((Since this hasn't been updated in about a day, I think I'll temporarily ignore the five post rule.))
Legend tells that, in the time of the Jhulani Empire, the Southern Desert was once not a desert, but a rainforest, more lush and vibrant than the Kalhani. It further says that the jungle empire of the Jhulani people had more wealth and power in its zenith than all the current nations of the earth, sea, and air combined.
But the empire soon became decadent and prideful. They disdained worship of the gods, and instead began worshiping their own emperor as a deity. And so, as punishment, Crysilia, the rain goddess, vowed that the lands of their empire would not receive so much as a drop of precipitation ever again. Without rain, the Great Southern Rainforest soon dried out and became only so much kindling in the sun. It burned up in a great inferno (the soot of which ultimately formed the Ash Islands), taking the once proud Jhulani Empire with it.
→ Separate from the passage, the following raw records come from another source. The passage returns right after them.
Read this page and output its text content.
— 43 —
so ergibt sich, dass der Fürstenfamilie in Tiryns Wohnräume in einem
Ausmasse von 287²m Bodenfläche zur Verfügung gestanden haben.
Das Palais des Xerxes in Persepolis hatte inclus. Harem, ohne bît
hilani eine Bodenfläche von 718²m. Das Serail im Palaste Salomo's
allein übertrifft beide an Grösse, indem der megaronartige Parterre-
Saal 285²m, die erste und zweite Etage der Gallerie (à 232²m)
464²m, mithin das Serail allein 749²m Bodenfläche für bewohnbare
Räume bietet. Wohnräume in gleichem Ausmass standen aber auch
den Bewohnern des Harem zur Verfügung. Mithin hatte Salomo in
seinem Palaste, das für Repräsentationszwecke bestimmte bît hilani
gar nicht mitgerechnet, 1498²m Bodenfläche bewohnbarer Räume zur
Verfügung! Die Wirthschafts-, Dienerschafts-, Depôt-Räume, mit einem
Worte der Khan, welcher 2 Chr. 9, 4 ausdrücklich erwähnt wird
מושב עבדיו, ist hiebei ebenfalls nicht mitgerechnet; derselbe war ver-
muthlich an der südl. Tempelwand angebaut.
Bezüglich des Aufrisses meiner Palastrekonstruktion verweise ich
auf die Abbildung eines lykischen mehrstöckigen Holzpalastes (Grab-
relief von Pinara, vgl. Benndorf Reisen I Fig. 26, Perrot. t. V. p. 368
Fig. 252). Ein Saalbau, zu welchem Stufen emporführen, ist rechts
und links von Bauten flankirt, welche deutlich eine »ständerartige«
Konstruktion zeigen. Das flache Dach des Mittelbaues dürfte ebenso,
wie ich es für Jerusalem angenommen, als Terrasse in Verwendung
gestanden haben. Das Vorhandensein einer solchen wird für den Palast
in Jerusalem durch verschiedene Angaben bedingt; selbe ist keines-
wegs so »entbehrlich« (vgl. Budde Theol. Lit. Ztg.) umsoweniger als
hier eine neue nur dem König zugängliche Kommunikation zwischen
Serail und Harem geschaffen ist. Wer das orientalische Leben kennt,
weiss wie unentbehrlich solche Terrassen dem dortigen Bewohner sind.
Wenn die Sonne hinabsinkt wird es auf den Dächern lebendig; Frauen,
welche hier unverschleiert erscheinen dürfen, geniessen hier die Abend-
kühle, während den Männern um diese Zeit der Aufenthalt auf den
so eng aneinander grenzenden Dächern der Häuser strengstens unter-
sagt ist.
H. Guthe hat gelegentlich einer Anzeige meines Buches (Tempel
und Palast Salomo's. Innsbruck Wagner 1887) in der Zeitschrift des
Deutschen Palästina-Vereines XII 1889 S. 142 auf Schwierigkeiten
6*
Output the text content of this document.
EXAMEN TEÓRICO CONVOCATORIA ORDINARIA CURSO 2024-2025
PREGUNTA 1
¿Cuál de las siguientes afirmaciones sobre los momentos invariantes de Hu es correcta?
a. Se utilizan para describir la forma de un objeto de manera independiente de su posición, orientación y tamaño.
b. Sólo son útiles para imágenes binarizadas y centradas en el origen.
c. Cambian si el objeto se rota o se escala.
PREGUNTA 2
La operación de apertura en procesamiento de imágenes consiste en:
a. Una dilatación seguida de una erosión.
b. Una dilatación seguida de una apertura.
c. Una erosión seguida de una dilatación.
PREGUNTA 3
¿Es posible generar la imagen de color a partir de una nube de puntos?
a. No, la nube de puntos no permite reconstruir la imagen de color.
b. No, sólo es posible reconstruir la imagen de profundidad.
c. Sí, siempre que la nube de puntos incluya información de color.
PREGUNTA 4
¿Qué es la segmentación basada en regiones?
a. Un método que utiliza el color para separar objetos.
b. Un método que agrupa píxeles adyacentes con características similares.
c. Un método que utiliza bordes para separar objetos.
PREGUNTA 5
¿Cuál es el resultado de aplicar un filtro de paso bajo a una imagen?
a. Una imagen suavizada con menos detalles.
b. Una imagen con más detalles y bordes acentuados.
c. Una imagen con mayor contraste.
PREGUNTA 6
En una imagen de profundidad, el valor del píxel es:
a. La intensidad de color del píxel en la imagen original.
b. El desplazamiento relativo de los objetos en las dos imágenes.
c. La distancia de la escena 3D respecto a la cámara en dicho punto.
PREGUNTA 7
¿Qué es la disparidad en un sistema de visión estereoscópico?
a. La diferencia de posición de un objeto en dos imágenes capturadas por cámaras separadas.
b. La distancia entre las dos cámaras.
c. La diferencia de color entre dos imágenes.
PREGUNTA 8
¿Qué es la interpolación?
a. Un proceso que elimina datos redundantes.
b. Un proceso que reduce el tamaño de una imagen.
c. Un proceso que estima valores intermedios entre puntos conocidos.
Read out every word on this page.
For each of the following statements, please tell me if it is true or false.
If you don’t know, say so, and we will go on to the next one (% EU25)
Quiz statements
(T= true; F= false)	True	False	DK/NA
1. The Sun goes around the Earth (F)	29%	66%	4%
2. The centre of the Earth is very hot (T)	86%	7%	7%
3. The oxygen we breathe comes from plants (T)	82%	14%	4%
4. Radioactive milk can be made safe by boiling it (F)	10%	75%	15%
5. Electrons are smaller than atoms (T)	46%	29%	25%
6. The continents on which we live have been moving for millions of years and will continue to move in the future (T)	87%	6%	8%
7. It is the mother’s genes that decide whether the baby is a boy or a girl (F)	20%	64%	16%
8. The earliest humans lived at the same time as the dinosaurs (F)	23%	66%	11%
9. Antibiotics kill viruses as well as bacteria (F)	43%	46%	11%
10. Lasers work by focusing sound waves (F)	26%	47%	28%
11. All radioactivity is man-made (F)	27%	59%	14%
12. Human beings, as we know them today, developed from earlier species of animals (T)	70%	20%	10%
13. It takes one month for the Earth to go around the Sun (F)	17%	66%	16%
A few tiny villages were able to avoid the fire, however, and now act as oases for caravans heading for the southernmost nations, since they have underground reservoirs of water that are tapped by wells. However, each year they must dig the wells deeper and deeper to get water, and some minor side-routes have been abandoned in the past because the wells in those towns were simply tapped out.
Besides acting as a trade route, the Southern Desert is also of great interest to archaeologists and treasure hunters. Though most of the former empire's surface structures were burnt up in the great fire, many stone structures are believed to have survived the conflagration, though most are now buried in sand.
The Jhulani Empire was also known to have built several elaborate underground structures, which are even further buried. The only way to rediscover most of these places is by extrapolating their location from old maps, which requires a very skilled navigator and a good deal of supplies to survived the trip through the waterless desert. But finding such a structure is often deemed worth it, considering the wealth of information to be found such places and the actual wealth to be found there, as legends say most of the Jhulani Empire's vast treasures are still buried beneath the sands.